I know that seems like so much water under the bridge to nowhere. But clearly, Palin wanted her version of the 2008 campaign on the record, even if the McCain people disputed much of it. She didn’t need to do that to sell books. She did it, we can only assume, to run for president in 2012.
Will she run? Did quitting her day job as governor make that impossible? Can you run if 60 percent of the nation thinks you’re not qualified? Is 60 percent more than half?
Reaction is all over the place. There’s a Newsweek cover of Palin posing in running gear. Sexist? You betcha. Rush Limbaugh says Palin’s book is stuffed with policy insights. Nutty? You betcha your fat, uh, cigar. Liberal websites are fact-checking the book. Conservative intellectuals are split. David Brooks calls Palin a “joke.” Meanwhile, Matthew Conti netti writes a Washington Post review that begins: “Like a lot of people, as soon as I got my copy of Sarah Palin’s ‘Going Rogue,’ I immediately thought of the German literary critic Hans Robert Jauss.” Seriously.
Anything’s possible. Palin is the only person I know whose grandson’s father is posing for Playgirl while, at the same time, people argue whether she is the new William Jennings Bryan. I wonder if Tina Fey can do a Bryan imitation.

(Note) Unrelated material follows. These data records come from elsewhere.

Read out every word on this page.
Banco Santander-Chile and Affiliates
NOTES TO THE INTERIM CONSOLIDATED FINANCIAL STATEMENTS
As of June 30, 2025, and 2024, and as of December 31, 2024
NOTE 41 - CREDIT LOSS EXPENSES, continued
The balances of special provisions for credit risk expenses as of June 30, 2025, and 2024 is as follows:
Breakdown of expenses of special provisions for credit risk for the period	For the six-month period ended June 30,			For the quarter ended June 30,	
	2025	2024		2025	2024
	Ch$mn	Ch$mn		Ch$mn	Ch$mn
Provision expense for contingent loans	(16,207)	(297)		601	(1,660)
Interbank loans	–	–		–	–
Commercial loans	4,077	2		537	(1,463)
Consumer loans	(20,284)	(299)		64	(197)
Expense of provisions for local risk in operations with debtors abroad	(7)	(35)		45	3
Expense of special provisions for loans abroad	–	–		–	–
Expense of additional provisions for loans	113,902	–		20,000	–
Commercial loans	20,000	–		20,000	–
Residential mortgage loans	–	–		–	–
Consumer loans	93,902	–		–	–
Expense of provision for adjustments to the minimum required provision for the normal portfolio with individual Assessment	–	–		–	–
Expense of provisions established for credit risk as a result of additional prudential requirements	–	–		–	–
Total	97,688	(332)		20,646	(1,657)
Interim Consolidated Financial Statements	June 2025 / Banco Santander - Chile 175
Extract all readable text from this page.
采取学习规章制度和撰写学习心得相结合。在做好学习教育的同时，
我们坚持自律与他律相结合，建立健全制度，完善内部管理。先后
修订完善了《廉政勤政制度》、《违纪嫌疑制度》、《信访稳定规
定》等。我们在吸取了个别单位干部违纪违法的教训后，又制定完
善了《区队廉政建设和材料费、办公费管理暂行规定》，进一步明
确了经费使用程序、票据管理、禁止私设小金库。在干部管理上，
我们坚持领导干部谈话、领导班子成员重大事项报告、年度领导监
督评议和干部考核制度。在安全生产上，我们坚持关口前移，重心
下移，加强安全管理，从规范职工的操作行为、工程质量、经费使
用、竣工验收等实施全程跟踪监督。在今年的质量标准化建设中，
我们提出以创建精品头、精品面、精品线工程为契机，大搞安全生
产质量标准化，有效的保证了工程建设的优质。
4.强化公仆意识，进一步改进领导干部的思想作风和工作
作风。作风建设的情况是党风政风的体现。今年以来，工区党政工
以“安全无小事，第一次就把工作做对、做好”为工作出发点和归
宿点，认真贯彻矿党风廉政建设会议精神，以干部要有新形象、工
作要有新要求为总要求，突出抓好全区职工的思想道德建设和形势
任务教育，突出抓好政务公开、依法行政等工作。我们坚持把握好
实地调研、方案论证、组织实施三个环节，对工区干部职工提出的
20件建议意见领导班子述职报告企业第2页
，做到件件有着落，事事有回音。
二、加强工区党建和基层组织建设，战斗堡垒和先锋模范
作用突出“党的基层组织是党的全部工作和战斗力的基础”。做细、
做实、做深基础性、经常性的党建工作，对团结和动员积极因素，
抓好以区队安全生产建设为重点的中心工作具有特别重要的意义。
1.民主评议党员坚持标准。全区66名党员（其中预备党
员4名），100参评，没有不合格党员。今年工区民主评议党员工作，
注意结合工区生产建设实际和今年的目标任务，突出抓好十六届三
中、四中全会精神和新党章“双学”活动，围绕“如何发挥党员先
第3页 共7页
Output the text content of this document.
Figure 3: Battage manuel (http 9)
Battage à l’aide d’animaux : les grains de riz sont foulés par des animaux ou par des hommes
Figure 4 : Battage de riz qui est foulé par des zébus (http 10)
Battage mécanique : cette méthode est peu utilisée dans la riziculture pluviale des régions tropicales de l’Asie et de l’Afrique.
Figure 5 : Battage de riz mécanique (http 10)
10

What’s clear is that Palin can write about “death panels” on her Facebook page and, however absurd it might be, temporarily hijack the health care debate.
Who has that kind of power?
You don’t need to read a book to know that. But any good book reviewer will tell you Palin’s career options at this point are either presidential candidate or, yes, talk-show host. I’m thinking it could go either way.